You can first take a look at the JavaScript client tutorial, as this application shares the same codebase. The only thing added by this tutorial is a new handler for the Room object to receive transcription messages and display them as live captions in the HTML:

app.js
room.registerTextStreamHandler("lk.transcription", async (reader, participantInfo) => { // (1)!
    const message = await reader.readAll(); // (2)!
    const isFinal = reader.info.attributes["lk.transcription_final"] === "true"; // (3)!
    const trackId = reader.info.attributes["lk.transcribed_track_id"]; // (4)!

    if (isFinal) {
      // Due to a bug in LiveKit Server the participantInfo object may be empty.
      // You can still get the participant owning the audio track like below:
      let participant;
      if (localParticipant.audioTrackPublications.has(trackId)) {
        participant = room.localParticipant;
      } else {
        participant = room.remoteParticipants.values().find(p => p.audioTrackPublications.has(trackId));
      }

      const captionsTextarea = document.getElementById("captions"); // (5)!
      const timestamp = new Date().toLocaleTimeString();
      const participantIdentity =
        participant == room.localParticipant ? "You" : participant.identity;
      captionsTextarea.value += `[${timestamp}] ${participantIdentity}: ${message}\n`;
      captionsTextarea.scrollTop = captionsTextarea.scrollHeight;
    }
  }
);
  1. Use method Room.registerTextStreamHandler to register a handler on topic lk.transcription. Transcription messages will arrive to this handler.
  2. Await each transcription message.
  3. Read attribute lk.transcription_final to determine if the transcription message is a final or an interim one.
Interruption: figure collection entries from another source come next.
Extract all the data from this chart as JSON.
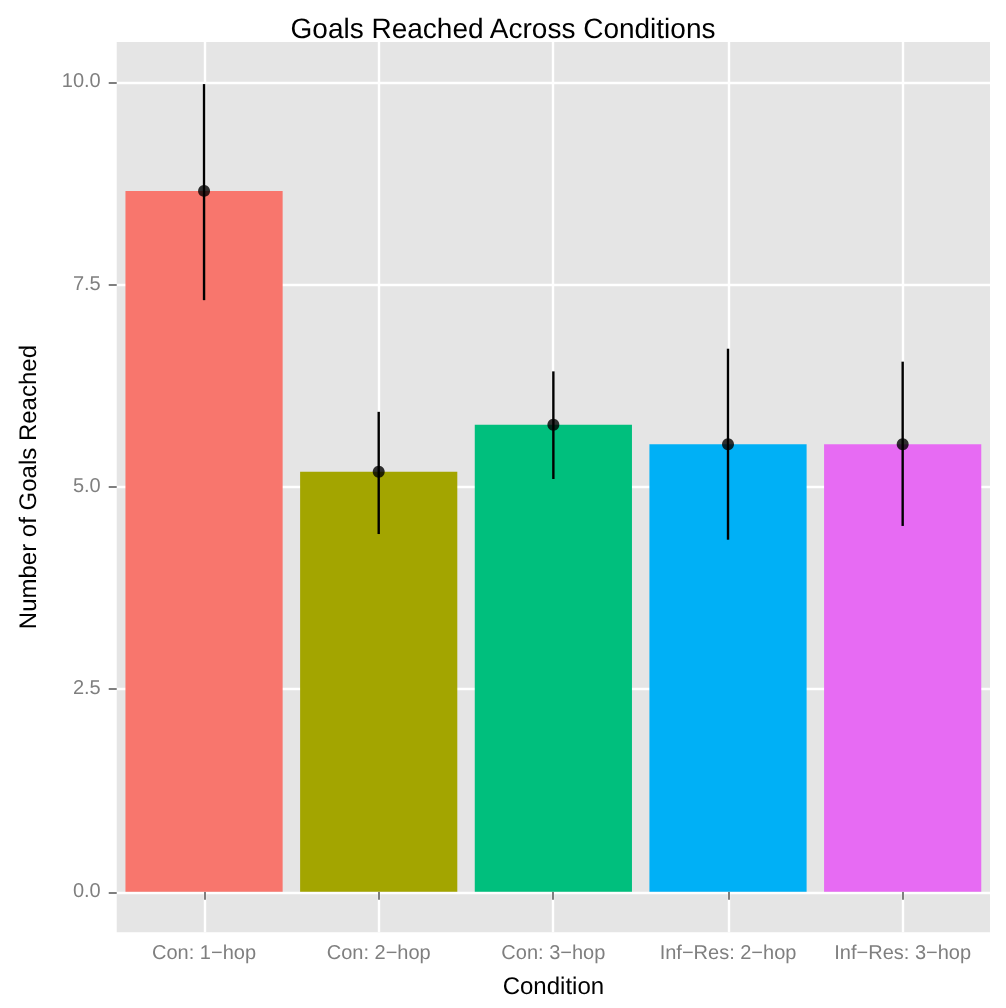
{
  "chart_data": {
    "type": "bar",
    "title": "Goals Reached Across Conditions",
    "xlabel": "Condition",
    "ylabel": "Number of Goals Reached",
    "categories": [
      "Con: 1−hop",
      "Con: 2−hop",
      "Con: 3−hop",
      "Inf−Res: 2−hop",
      "Inf−Res: 3−hop"
    ],
    "values": [
      8.66,
      5.19,
      5.77,
      5.53,
      5.53
    ],
    "colors": [
      "#f8766d",
      "#a3a500",
      "#00bf7d",
      "#00b0f6",
      "#e76bf3"
    ],
    "errors": [
      [
        7.31,
        9.98
      ],
      [
        4.42,
        5.93
      ],
      [
        5.1,
        6.43
      ],
      [
        4.35,
        6.71
      ],
      [
        4.52,
        6.55
      ]
    ],
    "ylim": [
      -0.5,
      10.5
    ],
    "yticks": [
      {
        "value": 0,
        "label": "0.0"
      },
      {
        "value": 2.5,
        "label": "2.5"
      },
      {
        "value": 5,
        "label": "5.0"
      },
      {
        "value": 7.5,
        "label": "7.5"
      },
      {
        "value": 10,
        "label": "10.0"
      }
    ],
    "series": [
      {
        "type": "scatter",
        "x": [
          "Con: 1−hop",
          "Con: 2−hop",
          "Con: 3−hop",
          "Inf−Res: 2−hop",
          "Inf−Res: 3−hop"
        ],
        "values": [
          8.66,
          5.19,
          5.77,
          5.53,
          5.53
        ],
        "color": "#000000"
      }
    ],
    "marker": "circle",
    "grid": true
  }
}
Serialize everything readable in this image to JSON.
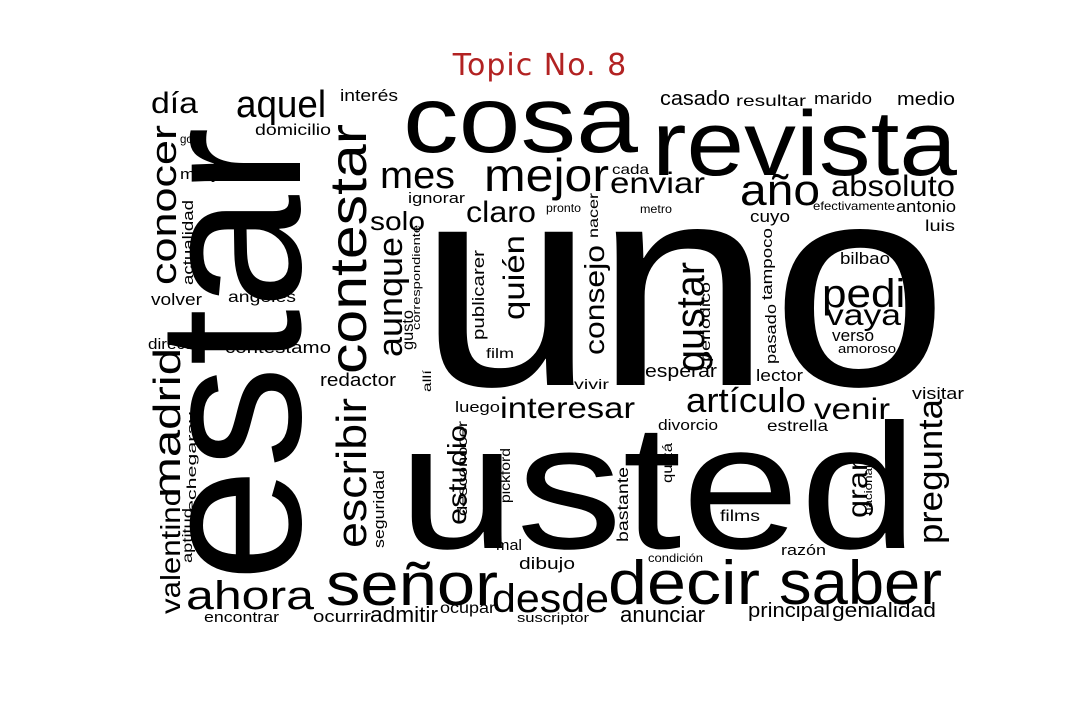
{
  "title": "Topic No. 8",
  "colors": {
    "title": "#b22222",
    "words": "#000000",
    "background": "#ffffff"
  },
  "words": [
    "uno",
    "estar",
    "usted",
    "cosa",
    "revista",
    "decir",
    "saber",
    "señor",
    "contestar",
    "mejor",
    "conocer",
    "año",
    "pedir",
    "madrid",
    "aquel",
    "escribir",
    "absoluto",
    "ahora",
    "desde",
    "mes",
    "enviar",
    "artículo",
    "gustar",
    "día",
    "aunque",
    "pregunta",
    "vaya",
    "interesar",
    "claro",
    "venir",
    "quién",
    "consejo",
    "estudio",
    "valentino",
    "solo",
    "gran",
    "anunciar",
    "admitir",
    "principal",
    "genialidad",
    "casado",
    "resultar",
    "marido",
    "medio",
    "interés",
    "domicilio",
    "goya",
    "mary",
    "seña",
    "cada",
    "ignorar",
    "pronto",
    "nacer",
    "metro",
    "efectivamente",
    "antonio",
    "cuyo",
    "luis",
    "actualidad",
    "bilbao",
    "tampoco",
    "pasado",
    "periódico",
    "verso",
    "amoroso",
    "volver",
    "angeles",
    "publicarer",
    "director",
    "contestamo",
    "gusto",
    "correspondiente",
    "film",
    "redactor",
    "allí",
    "vivir",
    "esperar",
    "lector",
    "visitar",
    "luego",
    "divorcio",
    "estrella",
    "echegaray",
    "seguridad",
    "desconocer",
    "pickford",
    "quizá",
    "bastante",
    "nacional",
    "films",
    "aptitud",
    "mal",
    "dibujo",
    "condición",
    "razón",
    "encontrar",
    "ocurrir",
    "ocupar",
    "suscriptor"
  ]
}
See Final vs Interim transcriptions.
  4. Read attribute lk.transcribed_track_id to know which specific audio track has been transcribed.
  5. Build your live caption message as desired and append it to the HTML.

Using method Room.registerTextStreamHandler we subscribe to topic lk.transcription. All transcription messages will arrive to this handler.
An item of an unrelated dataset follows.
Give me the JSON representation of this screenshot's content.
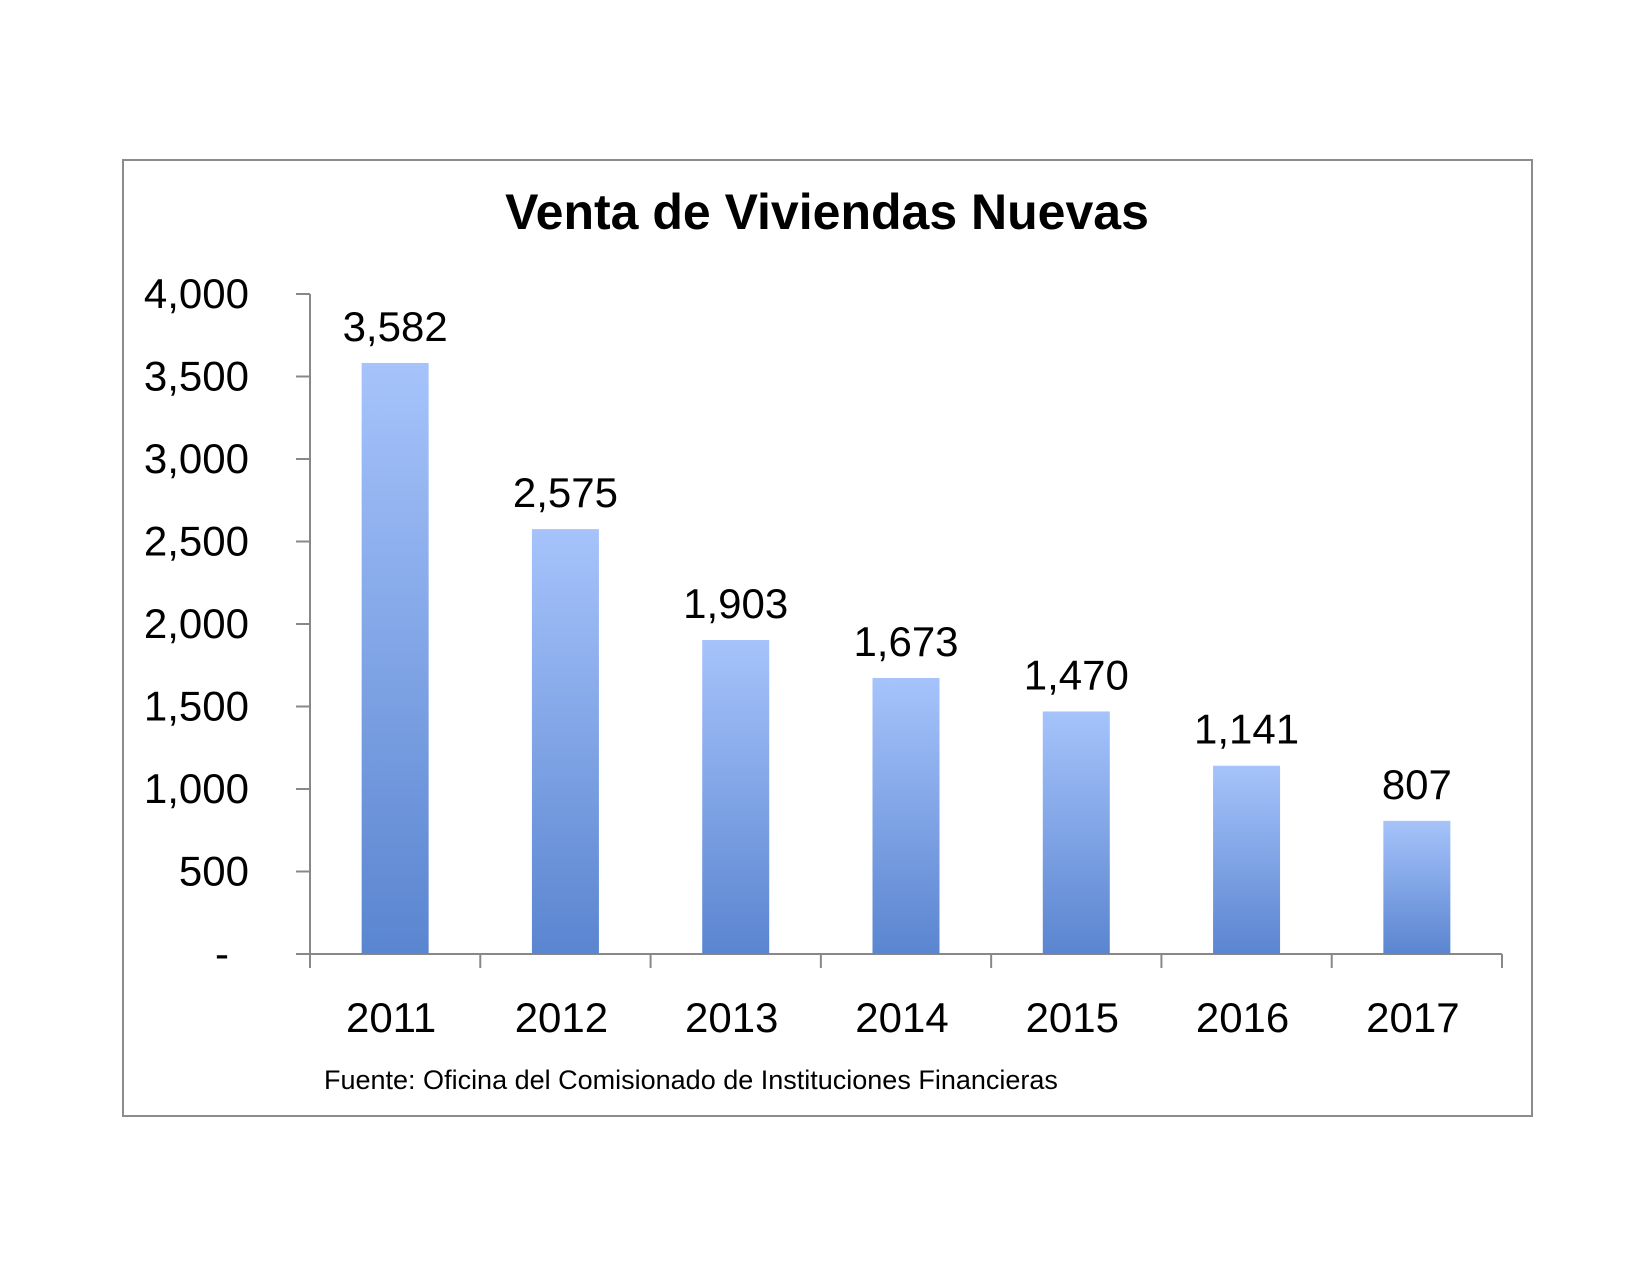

Apart from the message itself (which you get by awaiting method reader.readAll()) there are two main attributes in the transcription message (which you can access via reader.info.attributes):

  • lk.transcription_final: Indicates whether the transcription message is final or interim. See Final vs Interim transcriptions for more details.
  • lk.transcribed_track_id: The ID of the audio track that has been transcribed. This is useful to know which specific participant's audio track has been transcribed, if necessary.

Once you have all the information about the transcription message, you can build your live caption text as desired and display it in the HTML (in this case, using a simple <textarea> element).